A Little Bit of Life

My name is Christie. I'm a Christian, and I thought I would start this blog so I could write about how wonderful the Lord is, even when life is not wonderful!

The Blood on the Doorpost

I’m reading Exodus in my daily Bible-reading right now, and I just got through the part where the Lord commands the Israelites to put a lamb’s or goat’s blood on the doorpost in order to save their firstborn, because if the destroying angel saw the blood, he would pass over that house and the firstborn children (and adults) would be rescued. I was just thinking about how, when the Lord told them to do that, they secretly must have been thinking, “Well, how in the world does a lamb’s blood save us?” And yet now, as we Christians look back, we see so clearly a foreshadowing of Christ’s death on the cross, and what He accomplished by the shedding of His blood. I was just thinking that sometimes the Lord may ask us to do things that seem strange, illogical, or even embarrassing, but He always knows exactly what He’s doing. Why did the Israelites have to kill the lamb and put the blood on the doorpost? Well, when we look at the gospels, we see that Jesus—often referred to as the Lamb in Revelation and different places through the Bible—was put to death on a cross for our sins. His blood was shed by man in order that man might be saved. How does His blood save us? Well, because we are so atrociously sinful (and if you’re thinking you’re not that bad, you’re wrong: just one sin was enough to get Adam and Eve kicked out of the garden, enough to spiritually separate them from God, and enough to cause them to die physically—not immediately, perhaps, but they would have lived forever had they not sinned), that we were not allowed to enter heaven. Sin has no place in God’s presence. But because we are so inadequate to help ourselves, Jesus, the perfect living God, had to take a human form and die for our sins. But it wasn’t the physical death that saved us: it was the spiritual death He had to experience. Every sin we’ve ever committed, He took the punishment for, as if He had done it. He suffered eternal punishment for us on the cross. But, because that also would not be enough to save us, if He died and stayed dead, He rose again, conquering death and hell, and revealing that through Him we can conquer death and hell, too! Our bodies will indeed die, just as His did, but our spirit lives forever, and eventually He will take our bodies and transform them into perfect forms, fit for living in heaven with Him.

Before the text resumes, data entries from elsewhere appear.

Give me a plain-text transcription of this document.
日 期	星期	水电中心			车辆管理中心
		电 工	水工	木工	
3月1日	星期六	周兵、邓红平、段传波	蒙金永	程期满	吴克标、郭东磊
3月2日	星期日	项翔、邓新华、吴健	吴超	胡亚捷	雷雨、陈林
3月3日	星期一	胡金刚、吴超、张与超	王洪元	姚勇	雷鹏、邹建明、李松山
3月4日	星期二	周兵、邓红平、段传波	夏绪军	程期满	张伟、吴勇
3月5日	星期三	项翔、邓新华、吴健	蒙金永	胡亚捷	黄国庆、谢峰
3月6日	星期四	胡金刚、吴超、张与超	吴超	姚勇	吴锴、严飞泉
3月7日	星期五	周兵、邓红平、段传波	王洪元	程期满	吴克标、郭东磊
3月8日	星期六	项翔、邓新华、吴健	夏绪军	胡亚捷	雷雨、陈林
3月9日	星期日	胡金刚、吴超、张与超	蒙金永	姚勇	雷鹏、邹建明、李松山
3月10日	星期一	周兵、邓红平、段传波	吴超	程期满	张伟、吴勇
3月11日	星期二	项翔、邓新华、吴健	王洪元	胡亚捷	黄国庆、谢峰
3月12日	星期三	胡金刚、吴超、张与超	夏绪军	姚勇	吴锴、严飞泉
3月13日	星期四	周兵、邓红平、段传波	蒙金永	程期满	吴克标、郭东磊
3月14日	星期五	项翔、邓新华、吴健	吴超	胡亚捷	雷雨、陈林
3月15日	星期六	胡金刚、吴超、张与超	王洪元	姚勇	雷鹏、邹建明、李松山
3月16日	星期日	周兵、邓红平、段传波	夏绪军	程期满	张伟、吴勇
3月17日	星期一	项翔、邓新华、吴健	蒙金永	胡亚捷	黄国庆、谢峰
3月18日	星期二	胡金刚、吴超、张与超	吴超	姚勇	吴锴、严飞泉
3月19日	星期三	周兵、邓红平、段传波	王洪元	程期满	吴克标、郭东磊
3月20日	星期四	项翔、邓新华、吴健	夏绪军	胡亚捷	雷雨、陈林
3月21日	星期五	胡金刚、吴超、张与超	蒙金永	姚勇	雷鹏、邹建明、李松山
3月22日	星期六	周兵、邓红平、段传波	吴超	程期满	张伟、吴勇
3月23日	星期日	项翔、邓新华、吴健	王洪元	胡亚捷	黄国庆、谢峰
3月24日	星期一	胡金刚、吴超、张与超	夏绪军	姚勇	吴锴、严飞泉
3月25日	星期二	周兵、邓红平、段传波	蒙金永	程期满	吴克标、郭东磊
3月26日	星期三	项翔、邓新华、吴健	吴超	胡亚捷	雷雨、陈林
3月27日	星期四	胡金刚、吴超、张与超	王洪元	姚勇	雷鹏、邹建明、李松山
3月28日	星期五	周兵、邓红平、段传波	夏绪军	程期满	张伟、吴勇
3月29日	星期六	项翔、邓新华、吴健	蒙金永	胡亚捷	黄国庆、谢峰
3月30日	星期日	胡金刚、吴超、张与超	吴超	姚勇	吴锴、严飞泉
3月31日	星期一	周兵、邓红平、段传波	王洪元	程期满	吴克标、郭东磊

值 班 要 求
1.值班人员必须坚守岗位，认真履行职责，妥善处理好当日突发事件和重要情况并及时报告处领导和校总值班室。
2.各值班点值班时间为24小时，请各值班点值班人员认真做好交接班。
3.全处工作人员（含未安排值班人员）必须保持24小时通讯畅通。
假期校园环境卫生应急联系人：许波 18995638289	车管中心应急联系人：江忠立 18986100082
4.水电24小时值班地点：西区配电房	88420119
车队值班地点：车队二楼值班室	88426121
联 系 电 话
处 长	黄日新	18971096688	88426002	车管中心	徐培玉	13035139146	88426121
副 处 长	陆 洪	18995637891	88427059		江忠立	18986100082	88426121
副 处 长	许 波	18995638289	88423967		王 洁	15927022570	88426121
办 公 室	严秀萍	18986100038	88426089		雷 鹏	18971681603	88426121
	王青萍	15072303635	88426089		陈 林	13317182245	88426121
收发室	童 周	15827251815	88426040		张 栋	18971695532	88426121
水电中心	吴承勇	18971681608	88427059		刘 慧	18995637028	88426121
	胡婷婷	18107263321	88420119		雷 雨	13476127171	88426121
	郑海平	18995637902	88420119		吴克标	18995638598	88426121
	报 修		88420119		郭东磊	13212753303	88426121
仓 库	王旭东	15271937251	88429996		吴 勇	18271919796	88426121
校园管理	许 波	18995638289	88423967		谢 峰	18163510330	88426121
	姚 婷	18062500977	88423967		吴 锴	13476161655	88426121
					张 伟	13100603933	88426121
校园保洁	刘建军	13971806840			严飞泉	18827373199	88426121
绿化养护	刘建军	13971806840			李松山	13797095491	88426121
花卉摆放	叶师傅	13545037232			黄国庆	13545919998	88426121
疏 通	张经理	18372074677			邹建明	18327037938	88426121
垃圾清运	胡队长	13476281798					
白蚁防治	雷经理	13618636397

The death of the lamb represents Christ’s death for us. The blood on the door represents the Christian’s sins being covered by His blood, and washed away, just as pure and clean as if one had never done them. We are now under God’s protection, and Satan and hell cannot touch us. The Egyptian first-born children died, because not one of them put the blood on the doorpost, so the destroyer could not pass by them and let them live. Just the same, if we don’t accept and acknowledge Christ as our Savior and as the only way we can live and get to heaven, we too will be destroyed. We will be cast into hell, permanently separated from God, and always in torment. For eternity.

Anyway, my whole point is, God has reasons for doing things. “His ways are above our ways, and His thoughts are above our thoughts.” We can’t always tell what He’s doing, but He always has a good reason. I’d say getting saved from my sin and saved from going to hell is a very good reason to obey Him!